[DIYbio] Re: How do you identify and isolate which genes are responsible for a desired trait?

The production of a trait may be many different genes (not sure if multiple produce thioalchol). Also, Staphylococcus hominis is a prokaryotic cell, and therefore the procedure would be much different than if you wanted eukaroyote-eukaryote. There is going to be a much different procedure each time, but most of the time you can check out KEGG for pathways. Perhaps, for example, take a look at http://www.genome.jp/kegg-bin/show_organism?org=sab to get BLAST comparisons. Also, I'm pretty sure that they've figured out the traits that produce thioalcohol ( https://www.sciencedaily.com/releases/2015/03/150330213947.htm , wikipedia link). You want to replace thioalcohol with ester, so naturally you want insertion to be over the thioalcohol. Alternatively, you can just replicate as a plasmid, albeit with less stability. Would allow you to get rid of the 'homology' parts of design below. 

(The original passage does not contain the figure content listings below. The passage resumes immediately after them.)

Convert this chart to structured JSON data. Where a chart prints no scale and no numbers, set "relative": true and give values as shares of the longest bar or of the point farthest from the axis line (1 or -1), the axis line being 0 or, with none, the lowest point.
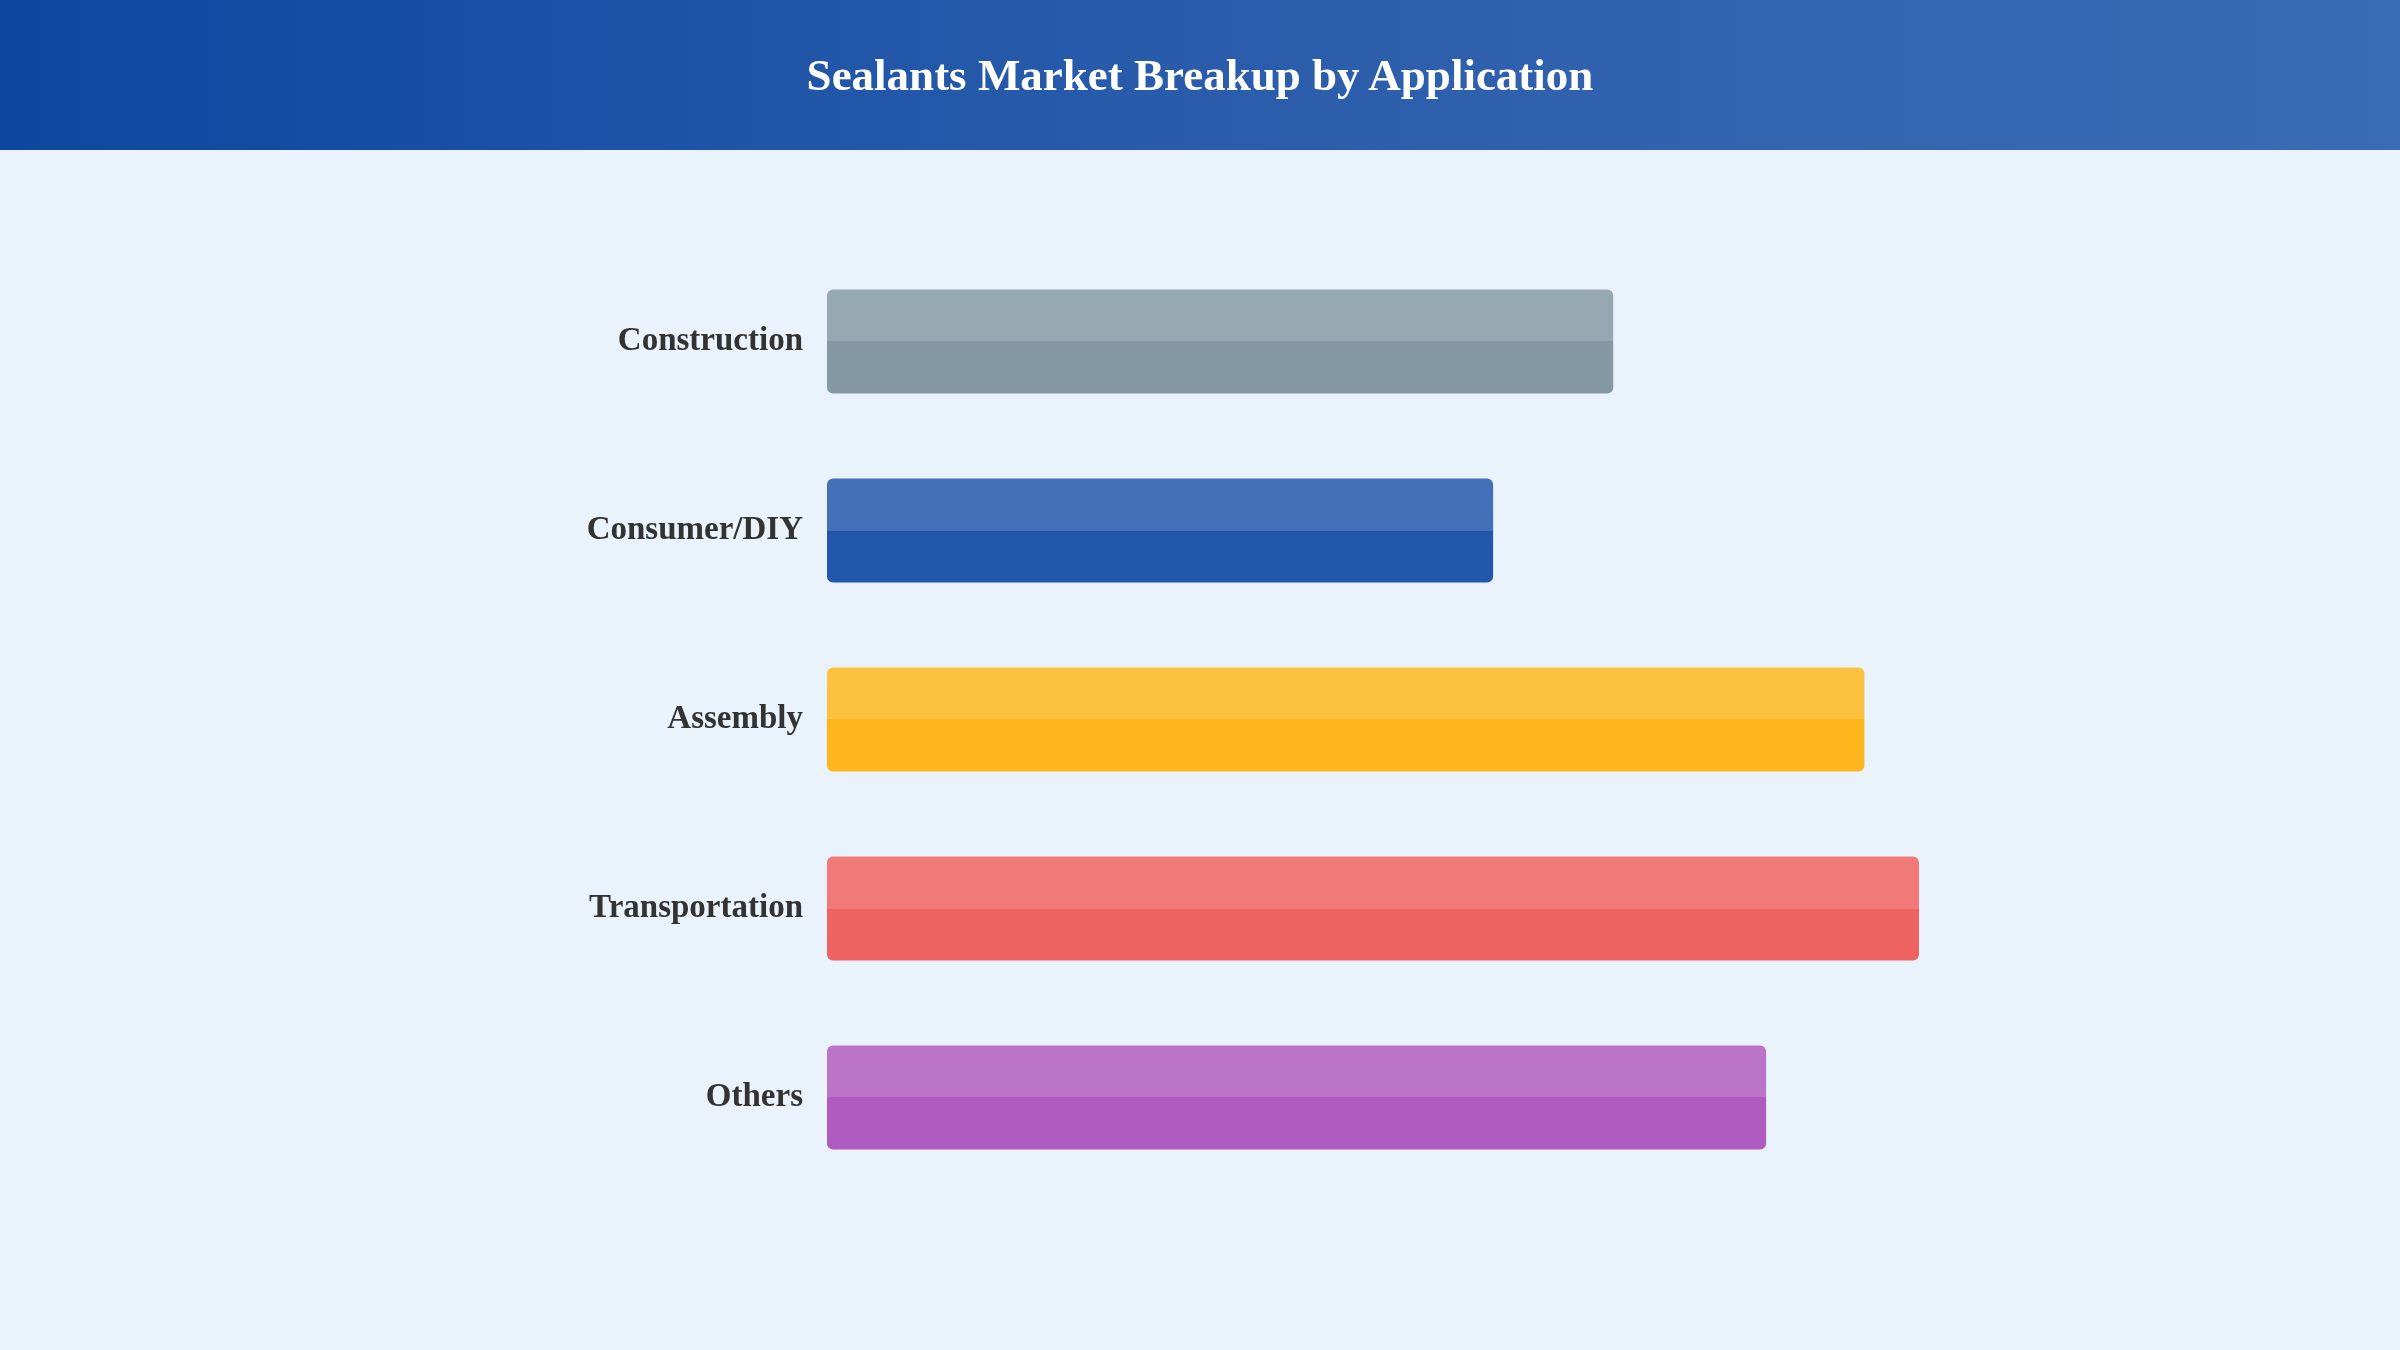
{
  "chart_data": {
    "type": "bar",
    "title": "Sealants Market Breakup by Application",
    "orientation": "horizontal",
    "relative": true,
    "categories": [
      "Construction",
      "Consumer/DIY",
      "Assembly",
      "Transportation",
      "Others"
    ],
    "values": [
      0.72,
      0.61,
      0.95,
      1,
      0.86
    ],
    "colors": [
      "#8499a3",
      "#2257ab",
      "#fdb71d",
      "#ee6261",
      "#b05bc0"
    ]
  }
}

Your description of replacing the gene that produces thioalcohol with one that produces ester is not a project of identifying and isolating genes but unfortunately one of cloning, transforming, and troubleshooting. Not quite as exciting. No identification is needed (since they've found the genes) and isolation is a vague description (deleting, transcriptionally isolating, isolating from genome, orthogonal isolation, or basic PCR?). Isolating a gene for production would just be PCR and is pretty easy and robust, you can buy stuff off of eBay to do that (although I'd recommend a better polymerase than taq)

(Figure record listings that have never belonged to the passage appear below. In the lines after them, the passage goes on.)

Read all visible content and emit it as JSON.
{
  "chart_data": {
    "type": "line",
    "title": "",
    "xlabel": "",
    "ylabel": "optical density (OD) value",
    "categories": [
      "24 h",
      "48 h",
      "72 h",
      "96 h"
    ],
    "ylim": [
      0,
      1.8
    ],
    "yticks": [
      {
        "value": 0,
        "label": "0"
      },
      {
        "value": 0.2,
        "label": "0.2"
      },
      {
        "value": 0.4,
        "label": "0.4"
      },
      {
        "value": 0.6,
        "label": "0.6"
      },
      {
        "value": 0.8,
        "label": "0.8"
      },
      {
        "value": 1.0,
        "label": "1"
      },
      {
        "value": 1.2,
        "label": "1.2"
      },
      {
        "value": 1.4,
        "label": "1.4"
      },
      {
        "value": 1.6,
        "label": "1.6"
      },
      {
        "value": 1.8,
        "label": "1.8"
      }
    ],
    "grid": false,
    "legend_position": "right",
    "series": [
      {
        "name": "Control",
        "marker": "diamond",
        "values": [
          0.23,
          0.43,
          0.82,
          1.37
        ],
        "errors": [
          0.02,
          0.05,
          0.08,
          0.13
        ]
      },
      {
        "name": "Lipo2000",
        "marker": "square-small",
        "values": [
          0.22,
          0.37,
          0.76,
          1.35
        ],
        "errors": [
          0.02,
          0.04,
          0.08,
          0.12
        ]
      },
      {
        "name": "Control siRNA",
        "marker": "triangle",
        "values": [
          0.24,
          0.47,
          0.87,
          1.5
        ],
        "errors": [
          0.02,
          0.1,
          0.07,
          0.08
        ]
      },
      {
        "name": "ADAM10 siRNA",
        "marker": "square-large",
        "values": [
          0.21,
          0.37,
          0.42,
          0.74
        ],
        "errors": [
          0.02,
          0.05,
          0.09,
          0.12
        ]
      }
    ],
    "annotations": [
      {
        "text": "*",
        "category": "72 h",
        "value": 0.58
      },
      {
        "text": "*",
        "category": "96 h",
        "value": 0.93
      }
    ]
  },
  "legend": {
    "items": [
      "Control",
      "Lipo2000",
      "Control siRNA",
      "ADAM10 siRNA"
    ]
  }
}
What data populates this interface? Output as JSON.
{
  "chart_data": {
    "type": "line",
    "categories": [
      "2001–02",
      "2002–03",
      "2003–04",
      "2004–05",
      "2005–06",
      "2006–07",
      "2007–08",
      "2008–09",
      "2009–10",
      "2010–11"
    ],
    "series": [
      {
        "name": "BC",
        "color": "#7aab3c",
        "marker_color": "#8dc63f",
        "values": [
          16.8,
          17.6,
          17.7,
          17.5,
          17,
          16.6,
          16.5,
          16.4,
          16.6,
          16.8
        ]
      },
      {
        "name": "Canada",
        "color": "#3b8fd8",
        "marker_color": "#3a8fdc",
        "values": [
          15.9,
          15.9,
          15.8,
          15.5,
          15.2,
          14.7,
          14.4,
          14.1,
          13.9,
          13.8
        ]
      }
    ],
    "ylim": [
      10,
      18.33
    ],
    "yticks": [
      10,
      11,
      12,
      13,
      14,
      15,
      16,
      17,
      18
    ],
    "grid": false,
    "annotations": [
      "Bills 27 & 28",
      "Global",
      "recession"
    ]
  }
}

I know that Staphylococcus aureus CRISPR is characterized, so what I would do is target thioalcohol to be cut with the CRISPR from Staphylococcus (in which you would supply the Staphylococcus CRISPR on a plasmid)

... [homology] [thioalcohol] [homology]...
            \       \   cut^   cut^ \              \
               \        \                  \              \ 
-Plasmid-( [homology] [ester] [homology] ) - [sgRNA] - [CRISPR locus] -

The sgRNA, homology, and ester would likely have to by synthesized. That's the easiest way to do that, in my opinion. Sorry if the drawing is bad. 


On Sunday, September 18, 2016 at 7:19:00 AM UTC-7, Dean Nunyabis wrote:
Taking a desired trait from one eukaryotic organism and inserting it into another. E.g., isolating the trait that produces thioalcohol in Staphylococcus hominis and replacing it with a trait that produces and Ester.

Do I need to be more specific than that or is it going to be a different process every time I want to isolate a trait from one organism in order to insert it into another?

Also, how do you decide on a target site for insertion?

On Sunday, September 18, 2016 at 12:08:01 AM UTC-4, Koeng wrote:
Those are 2 different objectives. What exactly is your application?


On Saturday, September 17, 2016 at 8:07:11 PM UTC-7, Dean Nunyabis wrote:
Is there any way to do this on a hobbyist level?